In [1]:
from pyspark.sql import SparkSession

jar_path = "/opt/shared-jars/postgresql-42.7.5.jar"

spark = SparkSession.builder \
    .appName("PostgreSQL Integration") \
    .config("spark.jars", jar_path) \
    .config("spark.driver.extraClassPath", jar_path) \
    .config("spark.executor.extraClassPath", jar_path) \
    .config("spark.cassandra.connection.host", "cassandra") \
    .getOrCreate()

# Повторная проверка
print("PostgreSQL driver visible to JVM:",
      spark._jvm.Thread.currentThread().getContextClassLoader().getResources("org/postgresql/Driver.class").hasMoreElements())

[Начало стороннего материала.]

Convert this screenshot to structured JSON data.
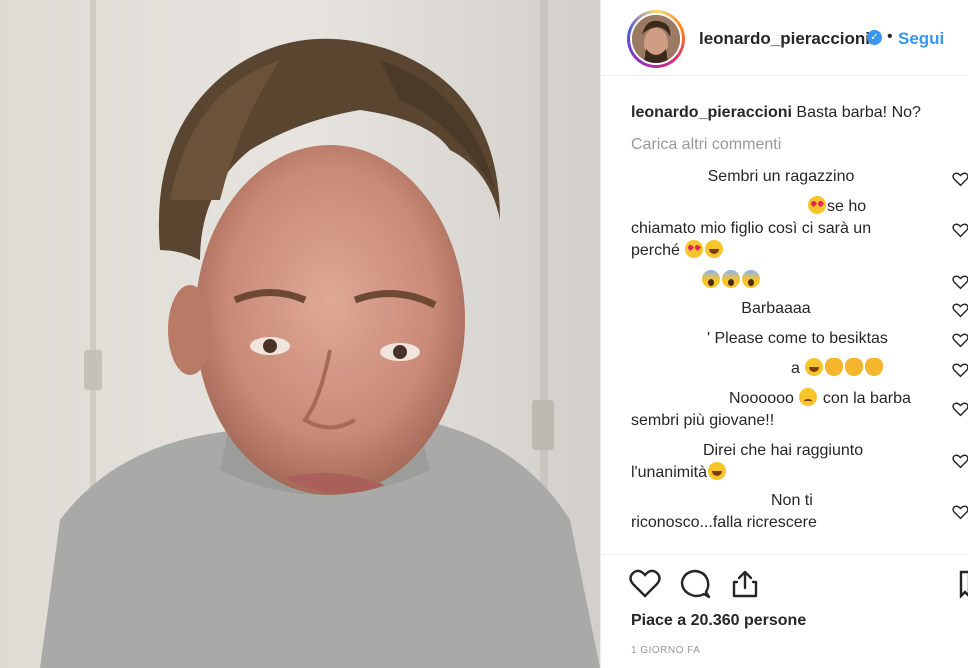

PostgreSQL driver visible to JVM: True


In [None]:
from pyspark.sql import SparkSession
from pyspark.sql.functions import col, sum, count, avg, desc, coalesce, to_date, lit
from pyspark.sql.types import DateType

# === Инициализация SparkSession ===
spark = SparkSession.builder \
    .appName("Full Integration: PostgreSQL + Cassandra") \
    .config("spark.jars", "/opt/shared-jars/postgresql-42.7.5.jar,/opt/shared-jars/spark-cassandra-connector-assembly_2.12-3.2.0.jar") \
    .config("spark.driver.extraClassPath", "/opt/shared-jars/postgresql-42.7.5.jar:/opt/shared-jars/spark-cassandra-connector-assembly_2.12-3.2.0.jar") \
    .config("spark.executor.extraClassPath", "/opt/shared-jars/postgresql-42.7.5.jar:/opt/shared-jars/spark-cassandra-connector-assembly_2.12-3.2.0.jar") \
    .config("spark.cassandra.connection.host", "cassandra") \
    .getOrCreate()

# === Параметры подключения к PostgreSQL ===
url = "jdbc:postgresql://host.docker.internal:65432/mydatabase"
properties = {
    "user": "myuser",
    "password": "mysecretpassword",
    "driver": "org.postgresql.Driver"
}

# === Загрузка и объединение CSV-файлов ===
csv_files = [(i, f"/home/jovyan/work/data/MOCK_DATA_{i}.csv") for i in range(1, 11)]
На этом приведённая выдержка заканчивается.